Jakarta (ANTARA News) - Namanya belumlah mencapai tingkat seperti telah direngkuh Dagadu atau Joger, namun Panjatan Batavia jelas sebuah inovasi. Hebatnya lagi, inovasi itu lahir dalam serba keterbatasan. Namun yang penting itu telah bersumbangsih kepada upaya memberdayakan warga miskin.

"Panjatan itu kan tangga, dan Jakarta itu Batavia," kata Susilowati, lalu agak berpromosi, "Panjatan Batavia itu bukan kaos sembarang kaos, tetapi kaos yang memiliki nilai edukasi."

Desainnya unik-unik dan umumnya mengambil sejarah Jakarta, misalnya mengenai cerita Tugu Monas dan Patung Pancoran. Harganya variatif, Rp50.000 untuk dewasa, dan Rp 30.000 untuk anak.

Susilowati berharap Panjatan Batavia bisa sebesar Dagadu dan Joger, sekaligus menjadi salah satu ciri khas Jakarta, seperti halnya Dagadu dan Joger yang menjadi oleh-oleh wajib bagi mereka yang melancongi Yogyakarta dan Bali.

Susilowati adalah pendamping Kelompok Usaha Bersama (KUBE) Inovasi VX. Harap diketahui, KUBE adalah salah satu program inovasi pemberdayaan kaum miskin dari Kementerian Sosial.

Merek kaos "Panjatan Batavia" adalah juga nama lain KUBE Inovasi VX yang dibentuk dari pengembangan 13 KUBE di wilayah Paseban dan Kenari. Dua wilayah ini adalah berada di area Jakarta Pusat.

Pada 2010, KUBE Inovasi VX Panjatan Batavia yang berlokasi di Jl. Paseban Timur V, Kelurahan Paseban, Kecamatan Senen, Jakarta Pusat itu terpilih sebagai KUBE Berprestasi Tingkat Provinsi tahun 2010. Lebih dari 100 KUBE se-DKI Jakarta tak bisa menyamai prestasinya.

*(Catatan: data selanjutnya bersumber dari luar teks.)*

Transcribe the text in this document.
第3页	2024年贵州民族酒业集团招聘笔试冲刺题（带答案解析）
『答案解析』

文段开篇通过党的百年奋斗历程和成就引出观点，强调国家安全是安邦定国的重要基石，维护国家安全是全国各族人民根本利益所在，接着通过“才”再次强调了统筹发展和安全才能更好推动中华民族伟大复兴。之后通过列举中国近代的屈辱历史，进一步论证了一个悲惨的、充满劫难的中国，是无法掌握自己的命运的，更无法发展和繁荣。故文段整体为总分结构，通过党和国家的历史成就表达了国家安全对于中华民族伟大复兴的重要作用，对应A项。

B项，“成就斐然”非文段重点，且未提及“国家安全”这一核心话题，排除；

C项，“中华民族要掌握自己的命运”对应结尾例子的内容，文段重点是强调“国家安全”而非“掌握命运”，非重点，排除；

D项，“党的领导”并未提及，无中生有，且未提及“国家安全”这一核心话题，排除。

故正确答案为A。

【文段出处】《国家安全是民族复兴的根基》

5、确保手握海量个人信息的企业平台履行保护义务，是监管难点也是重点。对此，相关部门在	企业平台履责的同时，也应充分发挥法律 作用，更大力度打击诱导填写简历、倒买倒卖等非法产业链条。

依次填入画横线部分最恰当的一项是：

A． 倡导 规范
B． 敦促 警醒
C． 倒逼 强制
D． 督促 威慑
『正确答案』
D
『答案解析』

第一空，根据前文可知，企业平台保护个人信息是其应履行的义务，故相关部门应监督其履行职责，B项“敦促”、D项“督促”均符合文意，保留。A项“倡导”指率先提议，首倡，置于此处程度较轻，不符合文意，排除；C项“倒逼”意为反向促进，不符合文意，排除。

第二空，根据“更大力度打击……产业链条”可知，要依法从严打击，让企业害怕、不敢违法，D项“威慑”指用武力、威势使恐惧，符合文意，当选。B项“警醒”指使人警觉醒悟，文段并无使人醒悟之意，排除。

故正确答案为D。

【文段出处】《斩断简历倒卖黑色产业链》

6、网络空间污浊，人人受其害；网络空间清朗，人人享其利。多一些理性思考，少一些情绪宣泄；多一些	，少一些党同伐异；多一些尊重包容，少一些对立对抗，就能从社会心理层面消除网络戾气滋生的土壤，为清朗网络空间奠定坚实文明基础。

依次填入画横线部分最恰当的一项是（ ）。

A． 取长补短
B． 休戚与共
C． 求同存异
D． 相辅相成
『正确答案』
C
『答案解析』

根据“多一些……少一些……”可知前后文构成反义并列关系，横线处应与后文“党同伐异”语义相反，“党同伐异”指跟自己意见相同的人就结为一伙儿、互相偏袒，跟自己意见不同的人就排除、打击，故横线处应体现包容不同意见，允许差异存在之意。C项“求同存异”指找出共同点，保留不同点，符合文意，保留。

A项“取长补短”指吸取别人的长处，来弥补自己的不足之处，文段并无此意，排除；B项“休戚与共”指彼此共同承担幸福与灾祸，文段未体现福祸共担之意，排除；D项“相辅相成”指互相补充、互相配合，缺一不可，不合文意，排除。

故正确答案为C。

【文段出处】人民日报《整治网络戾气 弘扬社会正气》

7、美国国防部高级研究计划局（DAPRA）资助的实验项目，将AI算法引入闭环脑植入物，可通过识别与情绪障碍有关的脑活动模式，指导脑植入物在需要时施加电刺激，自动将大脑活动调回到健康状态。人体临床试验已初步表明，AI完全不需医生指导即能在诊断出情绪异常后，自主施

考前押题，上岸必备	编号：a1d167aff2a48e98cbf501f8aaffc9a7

Setiap KUBE memiliki seorang pendamping terlatih dari sebuah KUBE berada. Para pendamping KUBE ini diambil dari pekerja sosial masyarakat (PSM).

"Supaya sebuah KUBE berhasil, ada pendamping terlatih untuk mendampinginya. Harus dari desa itu. Untuk mengambil anggaran harus ada proposal, harus ada laporan dari pendamping ke tingkat daerah baru ke pusat," papar Teguh Haryono, Direktur Penanggulangan Kemiskinan Pedesaan, Kementerian Sosial.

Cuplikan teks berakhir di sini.